Born in Saudi Arabia in 1970, Sami Omar al-Hussayen is the son of a senior Saudi Education Ministry official. Raised with six siblings in a comfortable home in Riyadh, he moved to the United States in the 1990s and earned a master’s degree at Ball State University. He and his wife moved to the rural town of Moscow, Idaho in 1999, when Mr. al-Hussayen enrolled for doctoral studies in computer security at the University of Idaho (UI). The Saudi government paid his educational expenses, plus a $2,700 monthly stipend.
Al-Hussayen soon became the leader of UI’s Muslim Students Association (MSA). On May 11, 2001, he registered with the state of Idaho as an official agent of the Islamic Assembly of North America (IANA), a Michigan organization which the U.S. government was investigating for possibly supporting terrorists in the Middle East.
Al-Hussayen helped administer several Arabic-language websites (some of which were owned by, or affiliated with, IANA) rife with violent, anti-Western rhetoric and the writings of radical Muslim religious figures who encourage suicide bombings. One website al-Hussayen allegedly helped set up carried an article justifying the use of passenger airplanes as terror weapons.
On September 11, 2000, al-Hussayen registered the Internet site www.alasr.ws, an Arabic-language, IANA-produced online magazine providing links to other IANA websites. In June 2001, alasr.ws carried an article by a Saudi-trained Kuwaiti cleric (Sheik Hamed al-Ali) titled, “Provision of Suicide Operations,” which stated: “The warrior must kill himself if he knows that this will lead to killing a great number of the enemies, and that he will not be able to kill them without killing himself first, or demolishing a center vital to the enemy or its military force. This can be accomplished with the modern means of bombing or bringing down an airplane on an important location that will cause the enemy great losses.” The Arabic-language version of this same site in June 2001 carried an article advocating suicide bombings against “unbelievers who have declared war against the Muslims.”
Al-Hussayen came to the attention of the FBI when the Bureau was contacted by an employee of a bank branch in Moscow, Idaho. After 9/11, the employee noticed an increase in deposits to al-Hussayen’s previously modest accounts and became suspicious. The FBI soon learned that al-Hussayen had communicated often with two radical clerics known as the “awakening sheiks” because of their ideological influence on young Arabs. The clerics — Salman al-Ouda and Safar al-Hawali — are widely recognized as intellectual godfathers of Osama bin Laden’s al Qaeda terrorist network.

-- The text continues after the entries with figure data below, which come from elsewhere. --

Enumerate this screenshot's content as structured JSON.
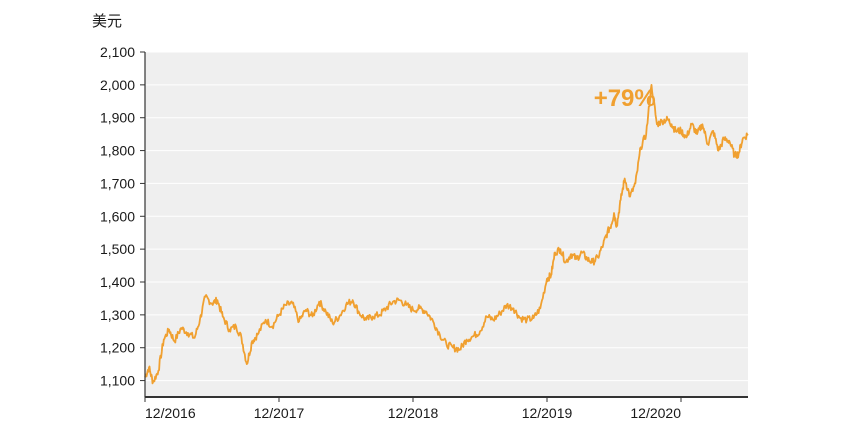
{
  "chart_data": {
    "type": "line",
    "title": "",
    "ylabel": "美元",
    "xlabel": "",
    "ylim": [
      1050,
      2100
    ],
    "xlim": [
      0,
      4.5
    ],
    "grid": true,
    "legend": "none",
    "colors": {
      "line": "#f0a030",
      "annotation": "#f0a030",
      "plot_bg": "#efefef",
      "grid": "#ffffff",
      "axis": "#333333"
    },
    "y_ticks": [
      1100,
      1200,
      1300,
      1400,
      1500,
      1600,
      1700,
      1800,
      1900,
      2000,
      2100
    ],
    "y_tick_labels": [
      "1,100",
      "1,200",
      "1,300",
      "1,400",
      "1,500",
      "1,600",
      "1,700",
      "1,800",
      "1,900",
      "2,000",
      "2,100"
    ],
    "x_ticks": [
      0,
      1,
      2,
      3,
      4
    ],
    "x_tick_labels": [
      "12/2016",
      "12/2017",
      "12/2018",
      "12/2019",
      "12/2020"
    ],
    "annotation": {
      "text": "+79%",
      "x": 3.58,
      "y": 1960
    },
    "series": [
      {
        "x": [
          0,
          0.03,
          0.06,
          0.1,
          0.14,
          0.18,
          0.22,
          0.27,
          0.32,
          0.37,
          0.41,
          0.45,
          0.5,
          0.54,
          0.58,
          0.63,
          0.68,
          0.72,
          0.76,
          0.8,
          0.84,
          0.9,
          0.95,
          1.0,
          1.05,
          1.1,
          1.15,
          1.2,
          1.25,
          1.3,
          1.35,
          1.4,
          1.45,
          1.5,
          1.55,
          1.6,
          1.65,
          1.7,
          1.75,
          1.8,
          1.85,
          1.9,
          1.95,
          2.0,
          2.05,
          2.1,
          2.15,
          2.2,
          2.25,
          2.3,
          2.35,
          2.4,
          2.45,
          2.5,
          2.55,
          2.6,
          2.65,
          2.7,
          2.75,
          2.8,
          2.85,
          2.9,
          2.95,
          3.0,
          3.03,
          3.06,
          3.1,
          3.14,
          3.18,
          3.22,
          3.26,
          3.3,
          3.34,
          3.38,
          3.42,
          3.45,
          3.48,
          3.5,
          3.52,
          3.55,
          3.58,
          3.62,
          3.66,
          3.7,
          3.74,
          3.78,
          3.82,
          3.86,
          3.9,
          3.93,
          3.96,
          4.0,
          4.04,
          4.08,
          4.12,
          4.16,
          4.2,
          4.24,
          4.28,
          4.32,
          4.36,
          4.4,
          4.43,
          4.46,
          4.5
        ],
        "y": [
          1110,
          1140,
          1095,
          1130,
          1225,
          1255,
          1220,
          1260,
          1245,
          1230,
          1285,
          1355,
          1335,
          1345,
          1295,
          1255,
          1265,
          1230,
          1150,
          1220,
          1240,
          1285,
          1265,
          1300,
          1330,
          1335,
          1280,
          1315,
          1295,
          1340,
          1310,
          1275,
          1295,
          1330,
          1345,
          1305,
          1285,
          1295,
          1300,
          1320,
          1340,
          1345,
          1330,
          1315,
          1320,
          1310,
          1280,
          1240,
          1210,
          1200,
          1195,
          1225,
          1235,
          1250,
          1295,
          1285,
          1305,
          1330,
          1320,
          1290,
          1285,
          1290,
          1320,
          1410,
          1420,
          1490,
          1500,
          1460,
          1485,
          1470,
          1490,
          1470,
          1460,
          1475,
          1515,
          1550,
          1575,
          1610,
          1570,
          1650,
          1715,
          1660,
          1700,
          1810,
          1850,
          2000,
          1880,
          1890,
          1895,
          1880,
          1860,
          1860,
          1840,
          1880,
          1850,
          1880,
          1820,
          1860,
          1800,
          1835,
          1830,
          1785,
          1790,
          1835,
          1850
        ]
      }
    ]
  }
}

On February 26, 2003, FBI agents arrived before dawn in unmarked vehicles at al-Hussayen’s home to arrest him for several counts of visa fraud and making false statements. The visa fraud charges stemmed from the fact that al-Hussayen had knowingly failed to mention his affiliation with IANA on his visa application when he entered the United States; moreover, he had claimed on several visa applications that he wanted to come to the U.S. “solely” to study, when in fact he also took work as a webmaster for IANA. (Foreign students on student visas in the U.S. are not permitted to work for employers not situated on their campus).

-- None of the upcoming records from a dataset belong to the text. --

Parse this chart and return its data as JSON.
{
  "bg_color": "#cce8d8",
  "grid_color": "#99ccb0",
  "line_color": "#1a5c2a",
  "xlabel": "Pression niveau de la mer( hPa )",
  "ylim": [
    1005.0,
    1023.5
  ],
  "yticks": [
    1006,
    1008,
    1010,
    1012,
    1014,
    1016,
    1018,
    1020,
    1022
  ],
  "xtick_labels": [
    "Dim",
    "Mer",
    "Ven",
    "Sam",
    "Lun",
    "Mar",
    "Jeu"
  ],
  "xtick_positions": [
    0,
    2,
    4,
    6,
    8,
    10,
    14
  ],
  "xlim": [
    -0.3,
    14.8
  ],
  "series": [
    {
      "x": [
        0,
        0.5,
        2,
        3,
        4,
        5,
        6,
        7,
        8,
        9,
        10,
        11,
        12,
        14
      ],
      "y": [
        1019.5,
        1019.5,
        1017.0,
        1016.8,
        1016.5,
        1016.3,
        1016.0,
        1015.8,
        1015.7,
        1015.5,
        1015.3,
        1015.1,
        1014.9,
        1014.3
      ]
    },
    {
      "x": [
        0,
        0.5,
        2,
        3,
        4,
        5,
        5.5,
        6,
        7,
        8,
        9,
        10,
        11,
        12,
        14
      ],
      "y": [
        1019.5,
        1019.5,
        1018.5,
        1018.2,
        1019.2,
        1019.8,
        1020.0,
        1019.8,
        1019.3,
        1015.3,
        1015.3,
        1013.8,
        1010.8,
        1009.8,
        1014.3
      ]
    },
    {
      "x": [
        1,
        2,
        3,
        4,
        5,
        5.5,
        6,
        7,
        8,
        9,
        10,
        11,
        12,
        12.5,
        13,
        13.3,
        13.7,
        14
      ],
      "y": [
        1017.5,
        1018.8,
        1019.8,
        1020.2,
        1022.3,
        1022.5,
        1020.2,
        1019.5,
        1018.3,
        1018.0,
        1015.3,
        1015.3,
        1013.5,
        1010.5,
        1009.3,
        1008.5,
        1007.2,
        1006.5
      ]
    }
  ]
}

Al-Hussayen allegedly raised at least $300,000 over five years for IANA. He used six bank accounts to collect and disburse the money and had extensive e-mail and telephone contact with the organization, the FBI said in court filings and testimony. About $100,000 of the money allegedly came in two installments from the student’s uncle, Saleh Abdel Rahman al-Hussayen.
In January 2004, Sami Omar al-Hussayen was charged with two counts of conspiracy to provide material support (via his computer skills) to terrorists. Two months later, he was charged with conspiracy to provide material support to Hamas — through donation links on various websites that he allegedly maintained. He was also charged with eight immigration violations related to his aforementioned visa fraud.
Al-Hussayen’s trial began in April 2004 and lasted six weeks. He was acquitted in early June of the terrorism charges as well as three of the immigration violations. But the jury deadlocked on the remaining immigration charges — all of which were dropped in exchange for the defendant’s agreement to be deported rather than go through a retrial. In July 2004 al-Hussayen was deported to Saudi Arabia, where he now lives with his wife and three sons. He currently works as an instructor at a technical university in Riyadh.